Uma familiar de um adolescente relatou à Promotoria que o jovem teria sido agredido por funcionários em 11 de maio. Segundo o termo de declarações ao qual a Folha de S.Paulo teve acesso, as agressões teriam envolvido dois coordenadores e dois agentes da unidade.
À Promotoria, a denunciante disse ter observado marcas de agressão no peito do adolescente durante visita realizada em 16 de maio. Ainda de acordo com o documento, o jovem teria pedido que o caso não fosse denunciado por medo de retaliações dos funcionários. Ele tinha medo de ser transferido para uma unidade em outra cidade, longe da família.
Outros dois jovens relatam coação semelhante: segundo a denúncia, funcionários ameaçavam "atrasar" os relatórios de avaliação caso eles denunciassem as agressões. Esses relatórios podem influenciar a saída da medida socioeducativa.
Procurada, a Fundação Casa afirma que, a partir de manifestação protocolada nesta quinta-feira (21), a Corregedoria Geral instaurou procedimento administrativo para apurar os relatos, requisitou as imagens de monitoramento e realizará diligência na unidade para ouvir adolescentes e servidores. "Se comprovadas irregularidades, a instituição adotará as medidas disciplinares e legais cabíveis", diz.
A instituição também afirma não tolerar nenhuma forma de violência em seus centros socioeducativos e tratar com rigor todas as denúncias recebidas.
O Ministério Público de São Paulo, também procurado, não se manifestou até a publicação desta reportagem.
Um adolescente de 13 anos afirma ter sido agredido na manhã seguinte à sua primeira noite no CAIP (Centro de Atendimento Inicial e Provisório). Um agente teria chutado a porta do quarto, gritado "acorda, vagabundo" e, depois de questioná-lo sobre sua aparência física, teria o agredido com socos.
Em outro relato, a família diz que um adolescente de 15 anos afirmou que ele e outro interno teriam sido atingidos com socos, joelhadas e também com um cadeado enrolado em um pano, depois de terem sido flagrados brigando.
As denúncias também relatam episódios de humilhação dentro da unidade, incluindo situações durante revistas, nas quais adolescentes afirmam ter sido expostos a constrangimentos diante de outros internos.
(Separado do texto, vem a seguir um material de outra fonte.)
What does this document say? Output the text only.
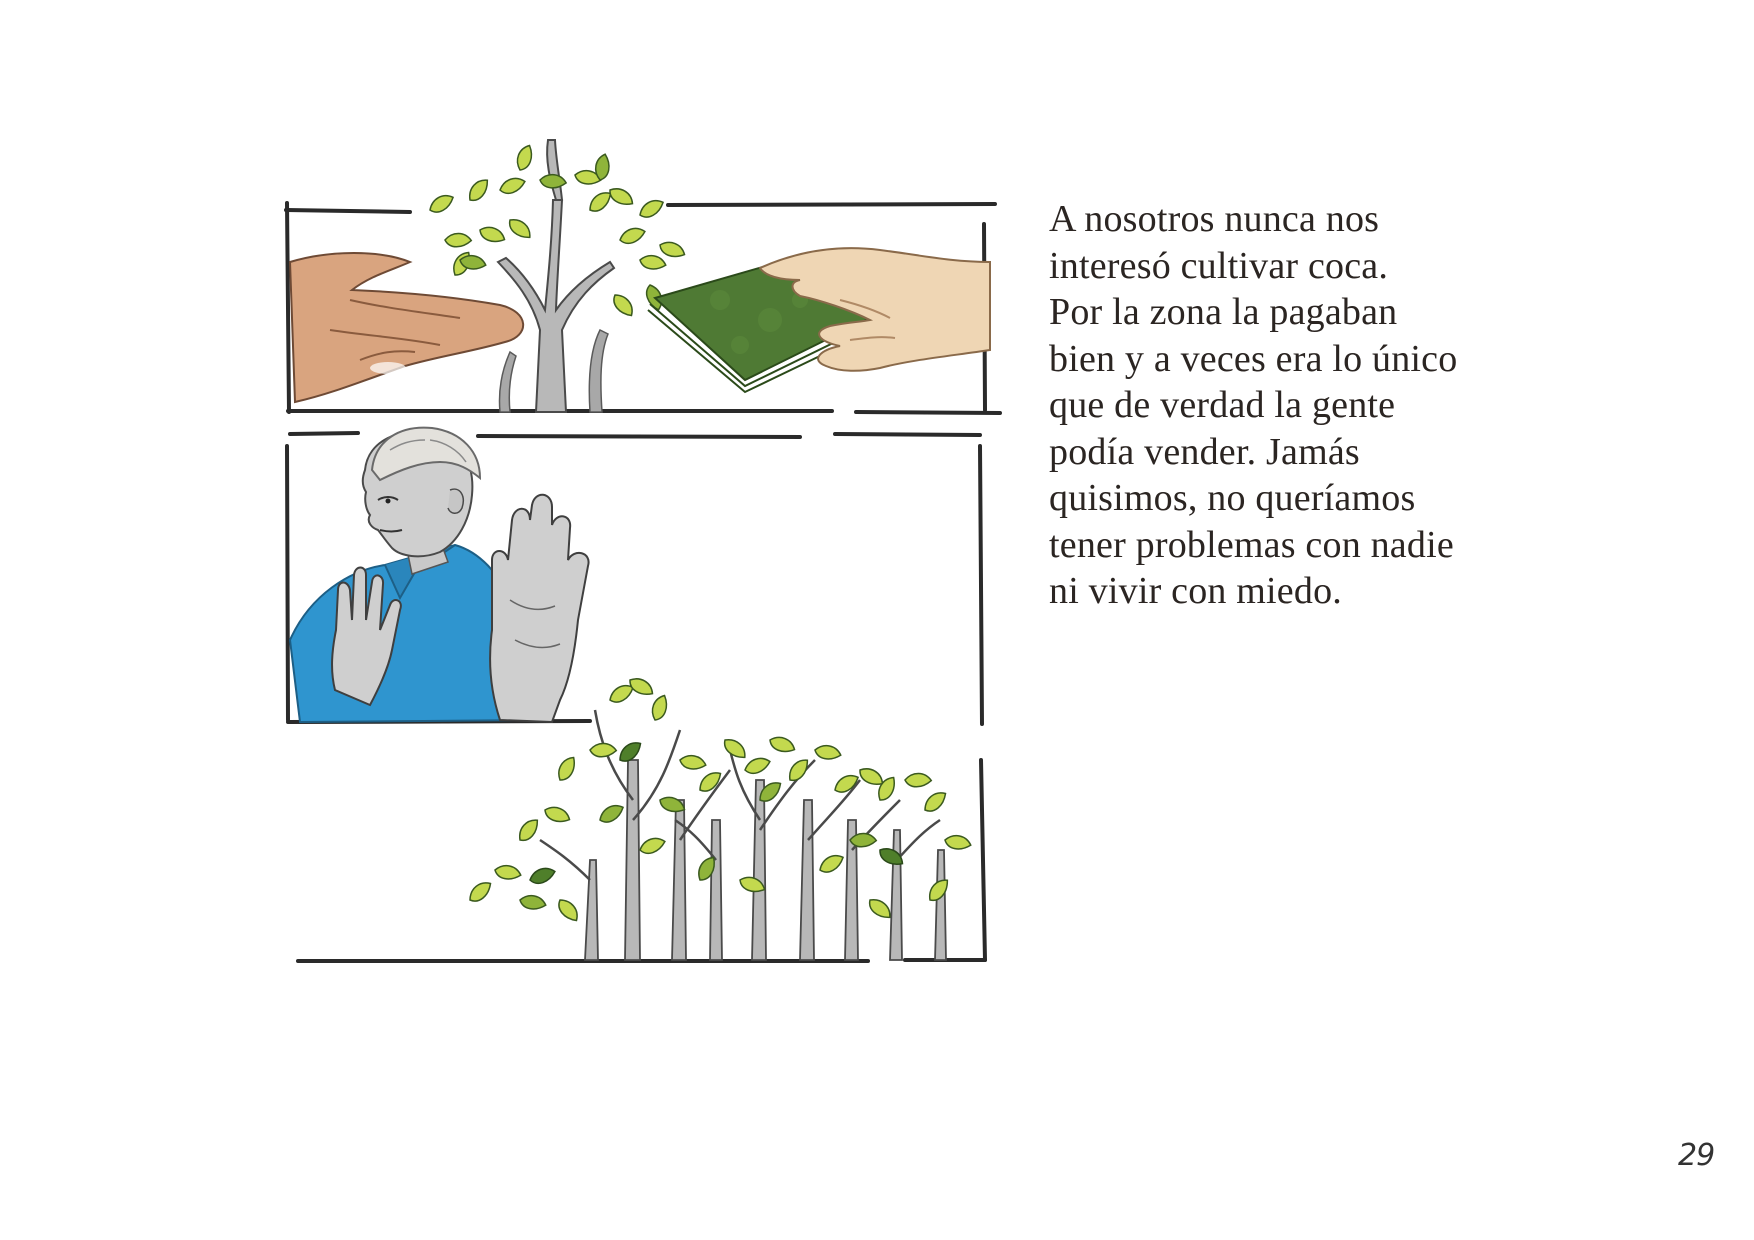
A nosotros nunca nos
interesó cultivar coca.
Por la zona la pagaban
bien y a veces era lo único
que de verdad la gente
podía vender. Jamás
quisimos, no queríamos
tener problemas con nadie
ni vivir con miedo.

29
Segundo a denúncia coletiva, ao menos três adolescentes relataram que agressões teriam ocorrido na presença da direção da unidade. Em um dos casos, um jovem afirma que o diretor da Fundação Casa de Piracicaba acompanhava parte das agressões e, em algumas situações, também teria participado dos episódios ao lado de agentes.
O Condepe (Conselho Estadual de Defesa dos Direitos da Pessoa Humana) recebeu o relato e considerou graves as informações apresentadas, mas afirmou não ter poder administrativo direto para determinar providências dentro da Fundação Casa.
Ainda assim, o órgão disse que a denúncia será protocolada e registrada no conselho, além de encaminhada à Fundação Casa, à Ouvidoria do Sistema Socioeducativo, ao Ministério Público de São Paulo e à Defensoria Pública.